State Aid Is Not the Answer to Trafigura’s Threats Over Europe’s Zinc Industry
- Kris Vansanten

- 13 hours ago
- 3 min read
Like nuclear energy, zinc is a strategic resource. The critical metals that Nyrstar extracts as by-products of zinc smelting may be even more vital to a country’s autonomy.

The applause for Prime Minister Bart De Wever’s plan to recover Belgium’s nuclear power plants had barely faded before the next strategic sector came knocking at the door of 16 Rue de la Loi.
According to Richard Holtum, CEO of the Singapore-based commodities giant Trafigura, the metal-processing industry is the next sector Europe must protect if it does not want to surrender its autonomy. His appeal came barely two weeks after the Prime Minister hosted a delegation from zinc smelter Nyrstar and Trafigura in his office.
The discerning reader will recognise in Holtum’s appeal a clear warning to De Wever and his European counterparts: unless governments step in urgently, the closure of Europe’s metal smelters will become inevitable. This from the very Singaporean company that now presents itself as the guardian of Europe’s strategic sectors, despite having shifted Nyrstar beyond Belgian and European control in 2019.
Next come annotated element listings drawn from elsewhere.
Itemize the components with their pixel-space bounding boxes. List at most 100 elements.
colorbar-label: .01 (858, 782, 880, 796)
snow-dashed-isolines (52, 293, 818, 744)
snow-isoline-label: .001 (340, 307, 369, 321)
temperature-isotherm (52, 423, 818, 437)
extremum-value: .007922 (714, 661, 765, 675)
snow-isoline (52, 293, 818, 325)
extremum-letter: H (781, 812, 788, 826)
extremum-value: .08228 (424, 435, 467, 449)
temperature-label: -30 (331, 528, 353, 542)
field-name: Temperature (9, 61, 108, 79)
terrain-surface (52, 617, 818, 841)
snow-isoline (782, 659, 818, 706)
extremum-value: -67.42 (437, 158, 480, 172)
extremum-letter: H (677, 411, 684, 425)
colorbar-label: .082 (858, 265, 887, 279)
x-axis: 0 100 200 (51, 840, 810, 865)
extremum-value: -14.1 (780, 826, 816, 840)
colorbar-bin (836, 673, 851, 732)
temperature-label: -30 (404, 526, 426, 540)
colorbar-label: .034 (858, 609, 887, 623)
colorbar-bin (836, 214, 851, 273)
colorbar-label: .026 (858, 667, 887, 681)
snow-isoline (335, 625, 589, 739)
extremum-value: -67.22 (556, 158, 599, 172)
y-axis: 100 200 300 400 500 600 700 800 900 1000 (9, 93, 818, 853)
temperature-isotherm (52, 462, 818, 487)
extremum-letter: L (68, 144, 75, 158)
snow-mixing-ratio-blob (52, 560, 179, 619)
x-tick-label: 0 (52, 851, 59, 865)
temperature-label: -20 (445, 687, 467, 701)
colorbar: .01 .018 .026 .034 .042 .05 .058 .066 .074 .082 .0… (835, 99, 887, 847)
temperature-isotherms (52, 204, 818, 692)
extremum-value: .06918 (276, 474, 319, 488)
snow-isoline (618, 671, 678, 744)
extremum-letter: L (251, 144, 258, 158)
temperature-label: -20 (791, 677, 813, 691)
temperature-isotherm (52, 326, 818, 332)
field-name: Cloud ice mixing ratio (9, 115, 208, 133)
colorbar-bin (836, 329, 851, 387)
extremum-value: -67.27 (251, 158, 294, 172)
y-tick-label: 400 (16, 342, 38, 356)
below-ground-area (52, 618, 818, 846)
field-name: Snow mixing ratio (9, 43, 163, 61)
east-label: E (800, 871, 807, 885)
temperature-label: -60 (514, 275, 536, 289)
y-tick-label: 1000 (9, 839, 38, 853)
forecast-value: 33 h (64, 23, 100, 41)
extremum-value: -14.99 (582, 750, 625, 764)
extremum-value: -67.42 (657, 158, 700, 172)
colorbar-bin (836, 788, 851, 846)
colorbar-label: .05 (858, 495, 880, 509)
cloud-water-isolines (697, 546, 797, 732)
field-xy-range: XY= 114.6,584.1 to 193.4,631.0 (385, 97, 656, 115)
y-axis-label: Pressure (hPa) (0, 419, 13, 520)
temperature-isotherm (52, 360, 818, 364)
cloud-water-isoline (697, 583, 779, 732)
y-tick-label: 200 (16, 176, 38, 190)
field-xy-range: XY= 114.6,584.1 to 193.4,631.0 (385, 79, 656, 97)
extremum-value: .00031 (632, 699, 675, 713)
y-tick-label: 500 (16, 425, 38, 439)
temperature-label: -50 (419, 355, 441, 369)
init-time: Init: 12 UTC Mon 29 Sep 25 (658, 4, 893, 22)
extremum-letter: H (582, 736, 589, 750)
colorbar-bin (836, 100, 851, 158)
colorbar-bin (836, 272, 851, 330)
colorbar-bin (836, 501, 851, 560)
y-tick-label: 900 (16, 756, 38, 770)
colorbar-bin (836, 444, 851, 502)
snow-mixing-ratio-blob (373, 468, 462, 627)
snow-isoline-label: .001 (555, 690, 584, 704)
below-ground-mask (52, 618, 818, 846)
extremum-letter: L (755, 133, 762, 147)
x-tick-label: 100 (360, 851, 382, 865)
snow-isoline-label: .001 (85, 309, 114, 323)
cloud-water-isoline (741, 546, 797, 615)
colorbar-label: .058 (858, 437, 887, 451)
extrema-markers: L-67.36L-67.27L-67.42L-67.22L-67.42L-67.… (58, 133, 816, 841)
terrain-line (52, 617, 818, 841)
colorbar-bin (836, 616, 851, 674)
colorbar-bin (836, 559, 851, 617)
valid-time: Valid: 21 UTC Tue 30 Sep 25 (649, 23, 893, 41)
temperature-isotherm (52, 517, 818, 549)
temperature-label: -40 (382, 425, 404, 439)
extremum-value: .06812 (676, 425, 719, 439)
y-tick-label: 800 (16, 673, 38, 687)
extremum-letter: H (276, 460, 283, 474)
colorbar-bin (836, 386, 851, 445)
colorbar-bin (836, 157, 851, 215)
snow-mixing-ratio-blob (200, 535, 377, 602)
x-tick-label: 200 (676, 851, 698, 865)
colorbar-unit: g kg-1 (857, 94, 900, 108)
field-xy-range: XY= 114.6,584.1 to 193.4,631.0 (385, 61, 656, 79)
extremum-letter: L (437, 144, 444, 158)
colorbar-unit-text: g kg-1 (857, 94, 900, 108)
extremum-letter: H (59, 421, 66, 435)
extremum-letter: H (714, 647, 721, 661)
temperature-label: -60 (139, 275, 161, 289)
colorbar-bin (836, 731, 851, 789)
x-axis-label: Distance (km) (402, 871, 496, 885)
That De Wever received Trafigura with due ceremony therefore raised many eyebrows, not least among Nyrstar’s minority shareholders. For more than seven years, they have been fighting to reverse Trafigura’s restructuring of Nyrstar so that the zinc smelter might return to Belgian ownership.
Déjà Vu
There is a striking sense of déjà vu. The parallels between Electrabel and Suez, on the one hand, and Nyrstar and Trafigura, on the other, are difficult to ignore.
As with nuclear power, zinc is a strategic resource. Equally important — and perhaps even more so — are the critical metals that Nyrstar refines as by-products of zinc smelting. They are indispensable for technology, the energy transition and defence.
In both cases, these are crown jewels of the Belgian economy that the country knowingly allowed to slip from its grasp.
In both cases, companies are threatening to close plants because they are allegedly no longer economically viable unless governments step in with taxpayer support.
There is, however, one fundamental difference. Electrabel was not unlawfully sold to France’s Suez. Nyrstar, by contrast, fell into Trafigura’s hands through what is alleged to have been a fraudulent restructuring. Alongside ongoing civil proceedings, Belgian authorities continue to investigate the transfer of Nyrstar’s assets to Trafigura.
Against that backdrop, beyond the obligatory social media photograph of the Prime Minister posing alongside the company’s management, a critical reflection might have been appropriate.
A Questionable Reputation
In the United States, President Donald Trump recently announced a multibillion-dollar deal: Trafigura is selling Nyrstar’s operations in Tennessee to Korea Zinc. The transaction includes billions of dollars in support from the United States itself — a geostrategically significant deal securing long-term access to critical metals.
That Trump, who often allows power politics to prevail over the rule of law, is rolling out the red carpet for Trafigura is hardly surprising. Trump is not troubled by the company’s questionable international reputation.
What is remarkable, however, is that Belgium also appears to show little critical distance towards such a counterpart — especially now that Trafigura is threatening the closure of yet another strategic sector on the European continent. Is it merely coincidence that the company is now relocating its European headquarters to Bermuda?
If the Belgian government does not wish to be cornered, subsidies and state aid are not the answer to Holtum’s threats. A far stronger signal would be to enforce existing legislation rigorously and to sanction companies that disregard the principles of sound corporate governance.
And if Belgium also finds the courage to correct the mistakes of the past, only then will it truly stand a chance of safeguarding its strategic autonomy in the long term.